It's so strange signing into my personal TypePad account again. The last time was apparently sometime in September, though oddly enough it doesn't seem like more than a few weeks to me. But here I am, two months closer to my wedding, two months closer to the launch of SocialSpark, and right in the middle of my favorite time of the year in Florida (when it drops below 50°… at night). What happened to the time??
Most of my memories looking back at the last two months have the din of my MacBook Pro's buoyant keys under my fingers in the background (meaning that mostly, they are memories of work). Other stuff happened — the future in-laws met my parents, I watched an antique car catch on fire, wore jeans to a four-star restaurant, and finally picked my bridesmaid's dresses. Oh! And I got a really cool lunch box.
It's been really really hard on my mind, my spiritual life, and my relationship life to maintain the pace the entire dev team had to keep up during the weeks and months leading up to PostieCon. It's always hard when I don't have all of myself to give to the people closest to me. The ironic thing is how easy it can be when I don't have all of myself to give to God.
I have a really hard time getting up in the morning so I use the most annoying tactics I can think of to motivate me to get out of bed. The latest tactic has been static. I wake up to static so loud it'll make your ears bleed. It seriously makes my hair stand on end even when I'm in the shower and hear the second round go off.

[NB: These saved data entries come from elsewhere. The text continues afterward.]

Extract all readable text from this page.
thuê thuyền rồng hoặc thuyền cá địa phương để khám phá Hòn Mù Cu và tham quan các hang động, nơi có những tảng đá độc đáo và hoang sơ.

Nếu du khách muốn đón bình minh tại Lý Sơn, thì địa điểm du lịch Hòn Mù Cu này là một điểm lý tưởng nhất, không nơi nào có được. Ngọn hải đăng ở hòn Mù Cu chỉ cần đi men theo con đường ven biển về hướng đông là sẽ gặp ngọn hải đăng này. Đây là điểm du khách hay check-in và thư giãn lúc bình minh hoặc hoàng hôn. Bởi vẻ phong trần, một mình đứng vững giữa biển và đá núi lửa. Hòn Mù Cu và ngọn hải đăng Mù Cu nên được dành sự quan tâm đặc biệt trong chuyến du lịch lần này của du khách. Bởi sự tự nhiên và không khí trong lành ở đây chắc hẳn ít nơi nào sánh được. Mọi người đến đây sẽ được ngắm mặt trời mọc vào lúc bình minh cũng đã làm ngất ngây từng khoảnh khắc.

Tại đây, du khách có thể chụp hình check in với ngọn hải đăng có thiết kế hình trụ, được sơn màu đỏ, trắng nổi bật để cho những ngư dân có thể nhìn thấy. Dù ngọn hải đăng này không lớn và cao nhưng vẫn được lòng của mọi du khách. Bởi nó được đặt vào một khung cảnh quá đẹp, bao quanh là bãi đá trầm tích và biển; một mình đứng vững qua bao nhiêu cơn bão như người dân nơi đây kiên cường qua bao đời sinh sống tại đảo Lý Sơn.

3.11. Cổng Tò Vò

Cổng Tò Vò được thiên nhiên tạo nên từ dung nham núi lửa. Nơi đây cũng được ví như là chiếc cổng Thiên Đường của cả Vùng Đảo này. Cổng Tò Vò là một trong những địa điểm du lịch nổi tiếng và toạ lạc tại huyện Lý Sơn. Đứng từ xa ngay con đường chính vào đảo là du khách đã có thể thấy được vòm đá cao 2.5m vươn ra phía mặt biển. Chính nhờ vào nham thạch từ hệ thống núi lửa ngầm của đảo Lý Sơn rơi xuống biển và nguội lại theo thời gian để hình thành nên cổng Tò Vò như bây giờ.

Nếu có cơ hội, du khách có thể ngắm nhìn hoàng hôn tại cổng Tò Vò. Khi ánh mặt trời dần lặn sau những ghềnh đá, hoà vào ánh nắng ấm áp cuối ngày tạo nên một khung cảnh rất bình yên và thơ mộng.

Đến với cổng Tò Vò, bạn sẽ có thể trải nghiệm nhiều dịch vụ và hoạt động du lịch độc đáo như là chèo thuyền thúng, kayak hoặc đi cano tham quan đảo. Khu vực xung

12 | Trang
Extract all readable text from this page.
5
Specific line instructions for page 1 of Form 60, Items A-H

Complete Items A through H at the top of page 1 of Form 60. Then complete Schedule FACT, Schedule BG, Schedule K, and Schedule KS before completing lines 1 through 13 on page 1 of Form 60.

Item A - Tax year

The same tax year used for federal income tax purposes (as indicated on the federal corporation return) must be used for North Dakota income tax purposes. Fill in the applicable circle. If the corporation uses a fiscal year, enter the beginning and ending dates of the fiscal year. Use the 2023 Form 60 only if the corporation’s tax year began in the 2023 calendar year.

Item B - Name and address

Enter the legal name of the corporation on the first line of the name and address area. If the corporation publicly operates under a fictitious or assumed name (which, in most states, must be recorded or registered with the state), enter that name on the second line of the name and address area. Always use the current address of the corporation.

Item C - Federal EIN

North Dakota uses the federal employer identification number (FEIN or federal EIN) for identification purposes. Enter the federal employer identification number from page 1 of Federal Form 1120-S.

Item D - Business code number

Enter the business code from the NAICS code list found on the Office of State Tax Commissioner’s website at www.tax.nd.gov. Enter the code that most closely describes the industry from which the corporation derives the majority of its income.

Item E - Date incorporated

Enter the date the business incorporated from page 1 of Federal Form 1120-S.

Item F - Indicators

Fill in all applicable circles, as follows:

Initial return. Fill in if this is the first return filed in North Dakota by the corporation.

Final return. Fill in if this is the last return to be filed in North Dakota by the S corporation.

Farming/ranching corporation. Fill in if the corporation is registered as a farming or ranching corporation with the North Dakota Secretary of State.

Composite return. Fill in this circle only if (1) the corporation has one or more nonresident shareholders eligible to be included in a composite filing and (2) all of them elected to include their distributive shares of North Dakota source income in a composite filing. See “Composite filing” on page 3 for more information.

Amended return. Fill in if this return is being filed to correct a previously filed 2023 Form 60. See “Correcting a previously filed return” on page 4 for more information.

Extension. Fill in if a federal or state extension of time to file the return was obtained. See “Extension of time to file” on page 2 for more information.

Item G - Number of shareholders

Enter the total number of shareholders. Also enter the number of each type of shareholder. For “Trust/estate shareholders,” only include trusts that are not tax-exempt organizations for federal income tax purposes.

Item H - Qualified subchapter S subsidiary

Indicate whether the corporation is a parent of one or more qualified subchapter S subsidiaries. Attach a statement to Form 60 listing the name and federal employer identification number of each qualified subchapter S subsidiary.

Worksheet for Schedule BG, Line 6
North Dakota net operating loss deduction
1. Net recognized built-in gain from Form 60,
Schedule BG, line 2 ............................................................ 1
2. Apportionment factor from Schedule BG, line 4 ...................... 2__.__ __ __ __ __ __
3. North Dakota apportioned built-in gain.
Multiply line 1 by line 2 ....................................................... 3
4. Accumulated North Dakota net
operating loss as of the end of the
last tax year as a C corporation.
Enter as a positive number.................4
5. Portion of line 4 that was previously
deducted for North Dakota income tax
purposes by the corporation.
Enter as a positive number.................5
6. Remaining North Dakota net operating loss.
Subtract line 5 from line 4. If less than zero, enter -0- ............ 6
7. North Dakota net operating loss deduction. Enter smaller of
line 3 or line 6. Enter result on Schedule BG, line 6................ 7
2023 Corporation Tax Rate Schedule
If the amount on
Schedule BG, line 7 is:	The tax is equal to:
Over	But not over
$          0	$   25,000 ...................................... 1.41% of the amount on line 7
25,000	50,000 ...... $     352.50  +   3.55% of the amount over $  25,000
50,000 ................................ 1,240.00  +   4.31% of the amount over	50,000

That's the kind of static I've felt in my spiritual life since I last wrote. Part long hours and part just-the-way-my-mind-won't-shut-up, it drowns out the urgings of the Spirit to where I can talk to God all day long, but have a terrible time hearing anything back from Him.

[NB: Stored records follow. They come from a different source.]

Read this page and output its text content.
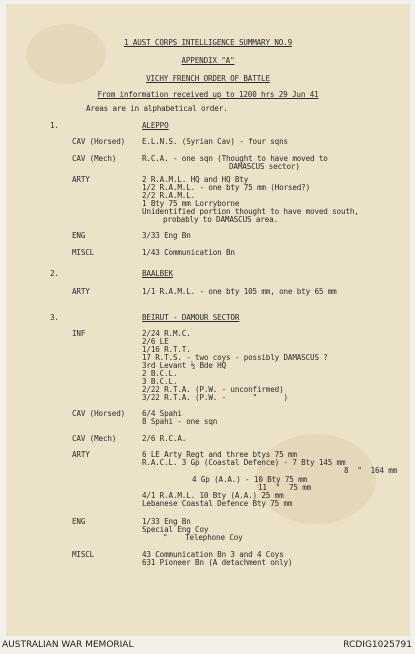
1 AUST CORPS INTELLIGENCE SUMMARY NO.9
APPENDIX "A"
VICHY FRENCH ORDER OF BATTLE
From information received up to 1200 hrs 29 Jun 41
Areas are in alphabetical order.
1.	ALEPPO
CAV (Horsed) E.L.N.S. (Syrian Cav) - four sqns
CAV (Mech)	R.C.A. - one sqn (Thought to have moved to
DAMASCUS sector)
ARTY	2 R.A.M.L. HQ and HQ Bty
1/2 R.A.M.L. - one bty 75 mm (Horsed?)
2/2 R.A.M.L.
1 Bty 75 mm Lorryborne
Unidentified portion thought to have moved south,
probably to DAMASCUS area.
ENG	3/33 Eng Bn
MISCL	1/43 Communication Bn
2.	BAALBEK
ARTY	1/1 R.A.M.L. - one bty 105 mm, one bty 65 mm
3.	BEIRUT - DAMOUR SECTOR
INF	2/24 R.M.C.
2/6 LE
1/16 R.T.T.
17 R.T.S. - two coys - possibly DAMASCUS ?
3rd Levant ½ Bde HQ
2 B.C.L.
3 B.C.L.
2/22 R.T.A. (P.W. - unconfirmed)
3/22 R.T.A. (P.W. -      "      )
CAV (Horsed) 6/4 Spahi
8 Spahi - one sqn
CAV (Mech)	2/6 R.C.A.
ARTY	6 LE Arty Regt and three btys 75 mm
R.A.C.L. 3 Gp (Coastal Defence) - 7 Bty 145 mm
8  "  164 mm
4 Gp (A.A.) - 10 Bty 75 mm
11  "  75 mm
4/1 R.A.M.L. 10 Bty (A.A.) 25 mm
Lebanese Coastal Defence Bty 75 mm
ENG	1/33 Eng Bn
Special Eng Coy
"    Telephone Coy
MISCL	43 Communication Bn 3 and 4 Coys
631 Pioneer Bn (A detachment only)
AUSTRALIAN WAR MEMORIAL	RCDIG1025791
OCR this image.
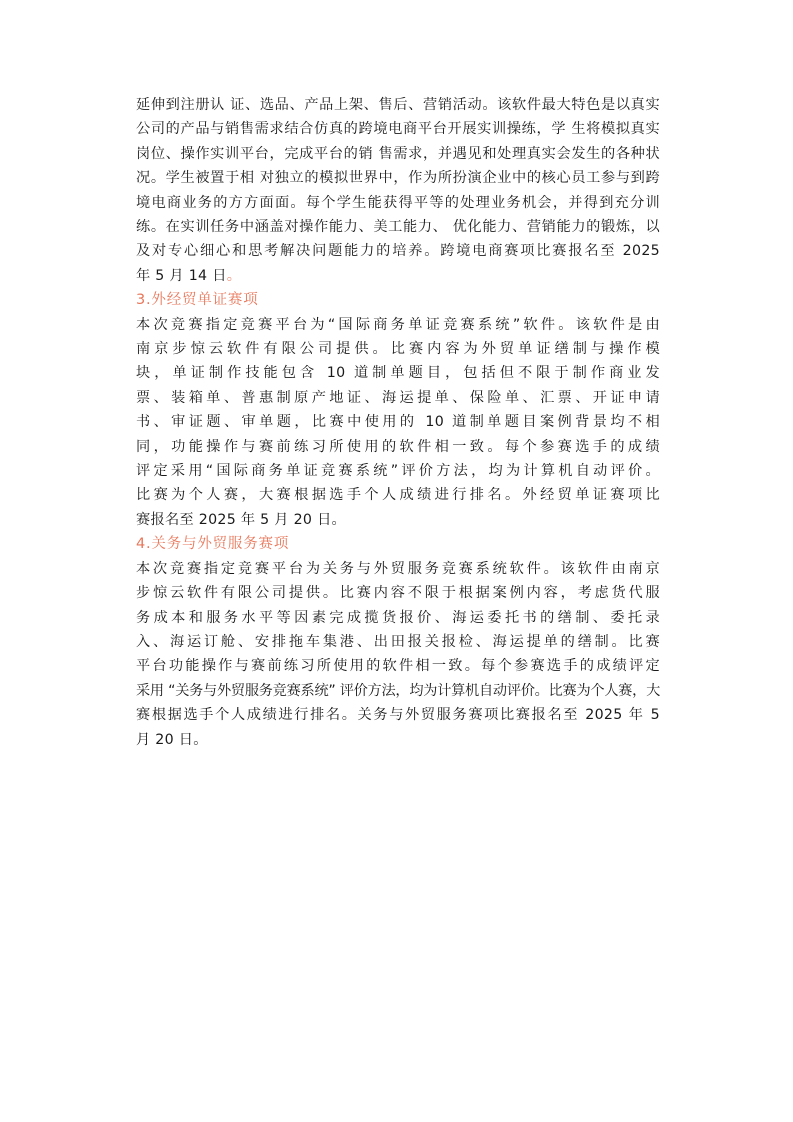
延伸到注册认 证、选品、产品上架、售后、营销活动。该软件最大特色是以真实
公司的产品与销售需求结合仿真的跨境电商平台开展实训操练，学 生将模拟真实
岗位、操作实训平台，完成平台的销 售需求，并遇见和处理真实会发生的各种状
况。学生被置于相 对独立的模拟世界中，作为所扮演企业中的核心员工参与到跨
境电商业务的方方面面。每个学生能获得平等的处理业务机会，并得到充分训
练。在实训任务中涵盖对操作能力、美工能力、 优化能力、营销能力的锻炼，以
及对专心细心和思考解决问题能力的培养。跨境电商赛项比赛报名至 2025
年 5 月 14 日。
3.外经贸单证赛项
本次竞赛指定竞赛平台为“国际商务单证竞赛系统”软件。该软件是由
南京步惊云软件有限公司提供。比赛内容为外贸单证缮制与操作模
块，单证制作技能包含 10 道制单题目，包括但不限于制作商业发
票、装箱单、普惠制原产地证、海运提单、保险单、汇票、开证申请
书、审证题、审单题，比赛中使用的 10 道制单题目案例背景均不相
同，功能操作与赛前练习所使用的软件相一致。每个参赛选手的成绩
评定采用“国际商务单证竞赛系统”评价方法，均为计算机自动评价。
比赛为个人赛，大赛根据选手个人成绩进行排名。外经贸单证赛项比
赛报名至 2025 年 5 月 20 日。
4.关务与外贸服务赛项
本次竞赛指定竞赛平台为关务与外贸服务竞赛系统软件。该软件由南京
步惊云软件有限公司提供。比赛内容不限于根据案例内容，考虑货代服
务成本和服务水平等因素完成揽货报价、海运委托书的缮制、委托录
入、海运订舱、安排拖车集港、出田报关报检、海运提单的缮制。比赛
平台功能操作与赛前练习所使用的软件相一致。每个参赛选手的成绩评定
采用 “关务与外贸服务竞赛系统” 评价方法，均为计算机自动评价。比赛为个人赛，大
赛根据选手个人成绩进行排名。关务与外贸服务赛项比赛报名至 2025 年 5
月 20 日。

Like my alarm clock, it's a static I can sleep right through.
My mind does this really annoying thing when it's faced with a problem of any magnitude. It sits and spins like that little plastic rainbow1, trying to come to a resolution that can't be broken, and then it breaks it. So I've been sitting here thinking on this a while and keep thinking about this little blue book I read exactly a year ago on the spiritual disciplines.

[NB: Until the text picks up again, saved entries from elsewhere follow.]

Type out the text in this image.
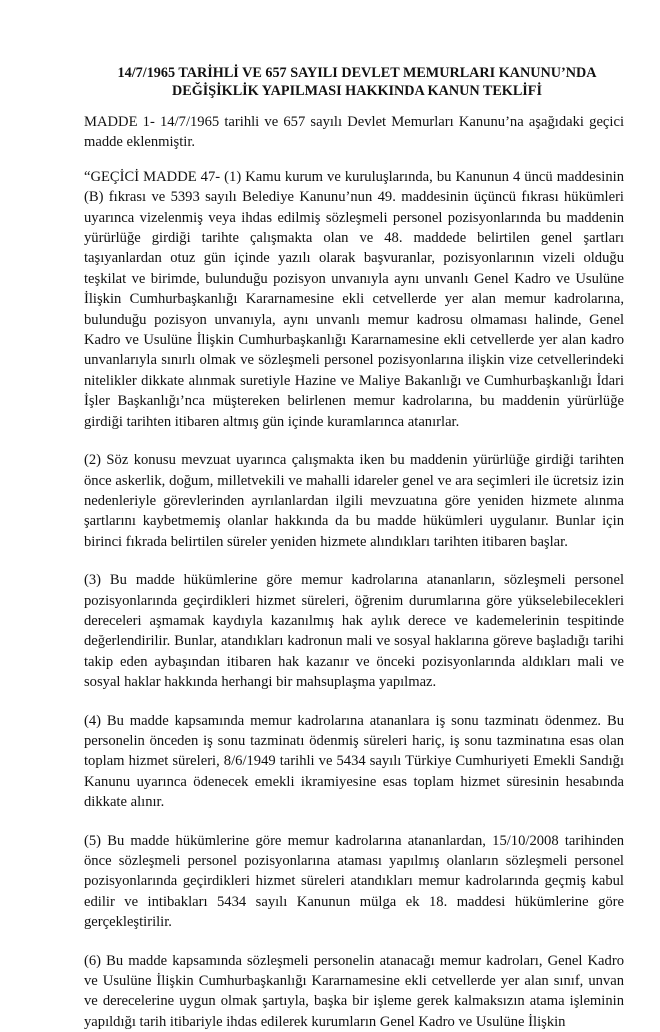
14/7/1965 TARİHLİ VE 657 SAYILI DEVLET MEMURLARI KANUNU’NDA
DEĞİŞİKLİK YAPILMASI HAKKINDA KANUN TEKLİFİ

MADDE 1- 14/7/1965 tarihli ve 657 sayılı Devlet Memurları Kanunu’na aşağıdaki geçici madde eklenmiştir.

“GEÇİCİ MADDE 47- (1) Kamu kurum ve kuruluşlarında, bu Kanunun 4 üncü maddesinin (B) fıkrası ve 5393 sayılı Belediye Kanunu’nun 49. maddesinin üçüncü fıkrası hükümleri uyarınca vizelenmiş veya ihdas edilmiş sözleşmeli personel pozisyonlarında bu maddenin yürürlüğe girdiği tarihte çalışmakta olan ve 48. maddede belirtilen genel şartları taşıyanlardan otuz gün içinde yazılı olarak başvuranlar, pozisyonlarının vizeli olduğu teşkilat ve birimde, bulunduğu pozisyon unvanıyla aynı unvanlı Genel Kadro ve Usulüne İlişkin Cumhurbaşkanlığı Kararnamesine ekli cetvellerde yer alan memur kadrolarına, bulunduğu pozisyon unvanıyla, aynı unvanlı memur kadrosu olmaması halinde, Genel Kadro ve Usulüne İlişkin Cumhurbaşkanlığı Kararnamesine ekli cetvellerde yer alan kadro unvanlarıyla sınırlı olmak ve sözleşmeli personel pozisyonlarına ilişkin vize cetvellerindeki nitelikler dikkate alınmak suretiyle Hazine ve Maliye Bakanlığı ve Cumhurbaşkanlığı İdari İşler Başkanlığı’nca müştereken belirlenen memur kadrolarına, bu maddenin yürürlüğe girdiği tarihten itibaren altmış gün içinde kuramlarınca atanırlar.

(2) Söz konusu mevzuat uyarınca çalışmakta iken bu maddenin yürürlüğe girdiği tarihten önce askerlik, doğum, milletvekili ve mahalli idareler genel ve ara seçimleri ile ücretsiz izin nedenleriyle görevlerinden ayrılanlardan ilgili mevzuatına göre yeniden hizmete alınma şartlarını kaybetmemiş olanlar hakkında da bu madde hükümleri uygulanır. Bunlar için birinci fıkrada belirtilen süreler yeniden hizmete alındıkları tarihten itibaren başlar.

(3) Bu madde hükümlerine göre memur kadrolarına atananların, sözleşmeli personel pozisyonlarında geçirdikleri hizmet süreleri, öğrenim durumlarına göre yükselebilecekleri dereceleri aşmamak kaydıyla kazanılmış hak aylık derece ve kademelerinin tespitinde değerlendirilir. Bunlar, atandıkları kadronun mali ve sosyal haklarına göreve başladığı tarihi takip eden aybaşından itibaren hak kazanır ve önceki pozisyonlarında aldıkları mali ve sosyal haklar hakkında herhangi bir mahsuplaşma yapılmaz.

(4) Bu madde kapsamında memur kadrolarına atananlara iş sonu tazminatı ödenmez. Bu personelin önceden iş sonu tazminatı ödenmiş süreleri hariç, iş sonu tazminatına esas olan toplam hizmet süreleri, 8/6/1949 tarihli ve 5434 sayılı Türkiye Cumhuriyeti Emekli Sandığı Kanunu uyarınca ödenecek emekli ikramiyesine esas toplam hizmet süresinin hesabında dikkate alınır.

(5) Bu madde hükümlerine göre memur kadrolarına atananlardan, 15/10/2008 tarihinden önce sözleşmeli personel pozisyonlarına ataması yapılmış olanların sözleşmeli personel pozisyonlarında geçirdikleri hizmet süreleri atandıkları memur kadrolarında geçmiş kabul edilir ve intibakları 5434 sayılı Kanunun mülga ek 18. maddesi hükümlerine göre gerçekleştirilir.

(6) Bu madde kapsamında sözleşmeli personelin atanacağı memur kadroları, Genel Kadro ve Usulüne İlişkin Cumhurbaşkanlığı Kararnamesine ekli cetvellerde yer alan sınıf, unvan ve derecelerine uygun olmak şartıyla, başka bir işleme gerek kalmaksızın atama işleminin yapıldığı tarih itibariyle ihdas edilerek kurumların Genel Kadro ve Usulüne İlişkin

Sometimes prayer isn't enough to break through the noise. The resolution I came to is much simpler in principle than "pray more." Here's a shocker: Silence gets rid of the noise. Meditation, study, and more intense prayer — literal silent time. So along with chipping away at a very cool project this weekend I'll be prioritizing quiet time, for the first time in weeks.
I sat down to write a completely different post — one about our church search and the philosophical debate that went on in my head during the sermon at the last church we visited. But this one wound up being for me… There are some things too precious to let slip away no matter how important the static is.
1 Mac users, you know what I'm talking about.